Nach monatelangem Training stand endlich ein Wettkampf auf dem Trainingsplan. Die Halbdistanz in Hannover Limmer sollte auch eine Messlatte für Zürich sein. Mit meiner Familie reiste ich am Samstag an, um vor dem Wettkampf die Rad- und Laufstrecke zu besichtigen. Nach der Besichtigungsfahrt haben wir uns noch einen schönen Nachmittag in einem Cafe in der Fußgängerzone gemacht. Nach dem Abendessen ging es früh ins Bett, da ich mir für die Halbdistanz auch Einiges vorgenommen hatte. Am nächsten Morgen bin ich zum Start gefahren und habe mein Rad in der Wechselzone abgestellt. Bei der Besprechung habe ich erfahren, dass es vier Startblöcke gibt und ich mit dem dritten Startblock ins Rennen geschickt werde. Der Schwimmstart war ein Wasserstart. Ich hatte einen guten Start und fühlte mich recht gut im Wasser. Leider kam nach ein paar hundert Meter wieder einmal mein altes Problem und ich fing an zu hyperventilieren. Danach hatte ich große Probleme einen Rhythmus zu finden. Als ich endlich aus dem Wasser kam, stellte ich fest, dass die Zeit gar nicht so übel ist. In der Wechselzone herrschte ein großes Durcheinander und ich hatte Glück, dass ich meinen Radbeutel schnell gefunden habe. Die ersten 200 Meter musste man mit dem Rad laufen, um die Wechselzone und den Bereich zu erreichen, der es erlaubte, dass man sich auf das Rad setzen darf. 2 Runden a 45 Kilometer waren zu absolvieren. Die ersten 45 Kilometer konnte ich mit guten Beinen hinter mich bringen. Danach wurde der Wind stärker und die Beine schwerer. Die Radzeit war dennoch recht akzeptabel. In der Wechselzone angekommen, war ich froh, dass ich mich auf den letzten Metern nicht verletzt habe. Diejenigen, die dort waren, wissen was ich meine. Der Wechsel vom Rad zum Laufen verlief super und ich machte mich mit einem guten Gefühl auf die bevorstehenden 21 Kilometer. Das gute Gefühl hielt aber nur 3 Kilometer. Plötzlich hatte ich das Gefühl, dass mir jemand ein Messer in den linken hinteren Oberschenkel rammt. Ich versuchte den Schmerz zu verdrängen, doch jeder Versuch des Anlaufens war noch schmerzhafter als der vorherige. Somit musste ich leider aufgeben. Später stellte sich heraus, dass es ein schöner Muskelfaserriss war. Ausgerechnet bei der Generalprobe! Es sind nur noch 3 Wochen bis zum Ironman Zürich! Ob das noch klappt?

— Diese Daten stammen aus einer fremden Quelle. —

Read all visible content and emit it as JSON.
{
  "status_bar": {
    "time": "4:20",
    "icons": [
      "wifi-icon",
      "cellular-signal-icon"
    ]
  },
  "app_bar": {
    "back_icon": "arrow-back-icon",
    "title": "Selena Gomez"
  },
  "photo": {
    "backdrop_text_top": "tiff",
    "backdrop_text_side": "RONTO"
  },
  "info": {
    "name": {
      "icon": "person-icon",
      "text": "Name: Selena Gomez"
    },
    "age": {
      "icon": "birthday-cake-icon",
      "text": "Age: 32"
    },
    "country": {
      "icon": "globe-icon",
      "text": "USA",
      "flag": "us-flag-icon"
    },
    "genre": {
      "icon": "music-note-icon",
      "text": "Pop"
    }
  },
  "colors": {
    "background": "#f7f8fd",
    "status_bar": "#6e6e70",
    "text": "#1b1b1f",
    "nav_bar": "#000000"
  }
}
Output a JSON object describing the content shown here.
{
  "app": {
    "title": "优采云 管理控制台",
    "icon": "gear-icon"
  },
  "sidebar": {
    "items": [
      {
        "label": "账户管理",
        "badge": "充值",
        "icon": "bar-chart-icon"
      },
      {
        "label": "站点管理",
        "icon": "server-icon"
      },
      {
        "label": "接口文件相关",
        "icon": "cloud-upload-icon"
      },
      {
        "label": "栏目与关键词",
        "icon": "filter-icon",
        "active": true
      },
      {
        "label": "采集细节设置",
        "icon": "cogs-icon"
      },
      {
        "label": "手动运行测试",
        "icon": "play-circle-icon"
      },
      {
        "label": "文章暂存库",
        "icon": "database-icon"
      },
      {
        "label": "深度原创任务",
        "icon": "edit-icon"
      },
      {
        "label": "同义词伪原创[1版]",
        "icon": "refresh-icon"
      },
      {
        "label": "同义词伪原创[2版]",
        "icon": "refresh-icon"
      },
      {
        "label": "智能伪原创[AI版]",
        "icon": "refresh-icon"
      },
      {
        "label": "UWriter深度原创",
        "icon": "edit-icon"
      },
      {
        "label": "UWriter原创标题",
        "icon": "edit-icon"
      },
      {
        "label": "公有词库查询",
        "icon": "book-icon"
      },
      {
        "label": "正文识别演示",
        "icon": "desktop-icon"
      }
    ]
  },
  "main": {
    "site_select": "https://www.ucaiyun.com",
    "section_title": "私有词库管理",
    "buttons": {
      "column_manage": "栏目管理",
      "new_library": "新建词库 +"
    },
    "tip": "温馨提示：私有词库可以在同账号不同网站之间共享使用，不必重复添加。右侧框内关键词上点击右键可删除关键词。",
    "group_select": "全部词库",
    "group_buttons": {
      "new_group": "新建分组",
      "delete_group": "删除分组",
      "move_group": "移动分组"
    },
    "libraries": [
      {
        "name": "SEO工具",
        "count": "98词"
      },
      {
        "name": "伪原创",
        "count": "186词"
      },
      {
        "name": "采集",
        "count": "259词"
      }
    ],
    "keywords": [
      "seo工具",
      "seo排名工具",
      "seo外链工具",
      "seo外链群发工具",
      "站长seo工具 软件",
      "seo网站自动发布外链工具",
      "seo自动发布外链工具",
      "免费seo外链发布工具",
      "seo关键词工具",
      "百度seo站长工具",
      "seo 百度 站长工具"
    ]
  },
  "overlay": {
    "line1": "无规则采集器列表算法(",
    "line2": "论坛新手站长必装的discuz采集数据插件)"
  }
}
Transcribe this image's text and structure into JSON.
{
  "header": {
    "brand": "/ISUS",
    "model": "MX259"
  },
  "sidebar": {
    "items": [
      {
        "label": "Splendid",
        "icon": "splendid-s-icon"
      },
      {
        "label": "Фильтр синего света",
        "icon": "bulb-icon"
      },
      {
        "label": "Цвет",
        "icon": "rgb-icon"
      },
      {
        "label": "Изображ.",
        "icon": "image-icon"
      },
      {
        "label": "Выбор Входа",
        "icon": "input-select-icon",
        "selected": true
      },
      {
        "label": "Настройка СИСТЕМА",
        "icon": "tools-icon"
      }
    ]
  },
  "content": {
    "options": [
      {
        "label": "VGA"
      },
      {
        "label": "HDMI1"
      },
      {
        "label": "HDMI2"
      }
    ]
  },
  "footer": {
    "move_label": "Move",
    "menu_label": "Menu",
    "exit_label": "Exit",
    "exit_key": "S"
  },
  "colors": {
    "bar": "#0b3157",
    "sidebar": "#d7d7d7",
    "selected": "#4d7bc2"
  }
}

Neues Ziel – Ironman Zürich 2007

Nach langer Überlegung und Absprache mit dem Familienrat habe ich mich entschieden, im nächsten Jahr zum Eisenmann zu werden. Dafür meldete ich mich für den Ironman in Zürich an. Das Ziel soll die Qualifikation für Hawaii sein. Dieses Ziel ist etwas hoch gegriffen, jedoch kann man ohne konkretes Ziel auch keine außergewöhnlichen Leistungen bringen. Da der Ironman Zürich sehr früh im Jahr ist, wird es vermutlich sehr wenige Vorbereitungswettkämpfe geben. Deswegen werde ich vermutlich ein Radtrainingslager auf Lanzarote oder Mallorca durchführen.